In Immokalee, everyone knows everyone. I was known as a vakadon (the word for bad kid in Haitian Creole). I made my name big by stealing small things and robbing bikes and basically doing bad things. I had a little clique made with my friends. We were always up to something. We rode all over town on our bikes causing problems. I was a big fish in a small pond.
It all changed when I moved to Boston. I was now a small fish in a very big pond. I had never traveled far from home before, but whenever I did I would feel homesick. Then we were on our way to Boston on the Greyhound. The farther we went the more anxious I felt. I wasn't feeling myself at that moment. It was like a bad dream. When we were on the Greyhound, we passed by many cities. I had never seen tall buildings before. Everything was new, but the farther we were from home, the less I felt like myself. I was comfortable back home. I knew everyone and knew where everything was. Moving here meant I would have to re-learn where and how things work.
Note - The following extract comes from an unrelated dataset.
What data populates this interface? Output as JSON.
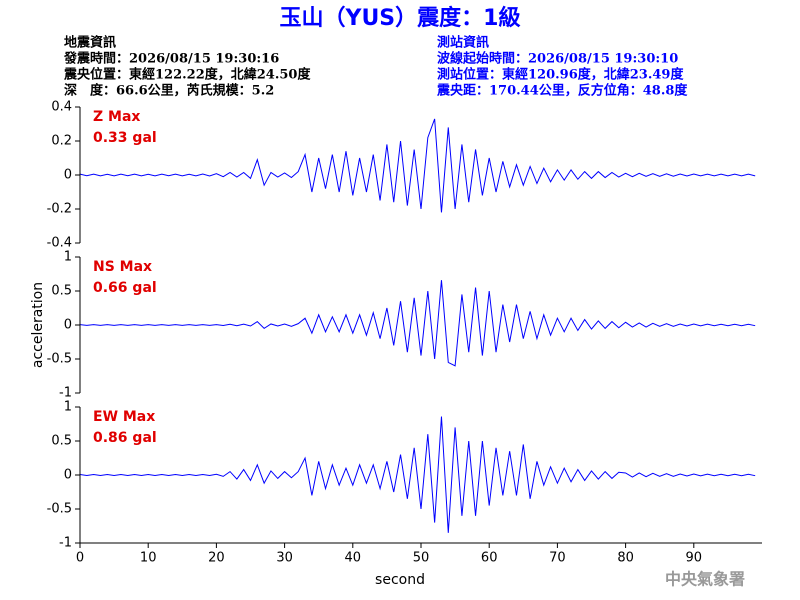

A few days passed and we reached Boston. Walking out of the bus station and going into the city, I saw so many cars and buses. It felt like a movie to me seeing all of this. I saw large boats on piers, seagulls, and some nice cars. I also saw a vast body of water while driving over a bridge.
Summer time came around, and I didn't do anything really. I would go out for walks or I would stay inside watching anime. Summer time soon came to an end. I started my freshman year at Charlestown High. It was massive and I was alone there: no friends, only me. I kept to myself because I didn't know anyone at this school and didn't know who I could trust to have my back. I really didn't talk to anyone. I only talked if someone was asking me something. I didn't stay there for long because we ended up moving to Fall River. While there I met a girl named Wanaya. She was my first friend in Massachusetts and still is to this day. While in Fall River, I made more friends and started coming out of my shell. I started going out of the house more and doing after school activities. I joined JROTC and also played football where I played DN (Defensive End). I felt different.
I ended up moving around alot in Massachusetts, and it was challenging for me. I would have to restart the process of making friends all over again. I hated it. I would have to find my way into having a friendship with new people and getting to know them. Going through these changes helped me a lot though. I learned how to act right in different places and how to talk to people better. It also taught me how to be independent and to survive.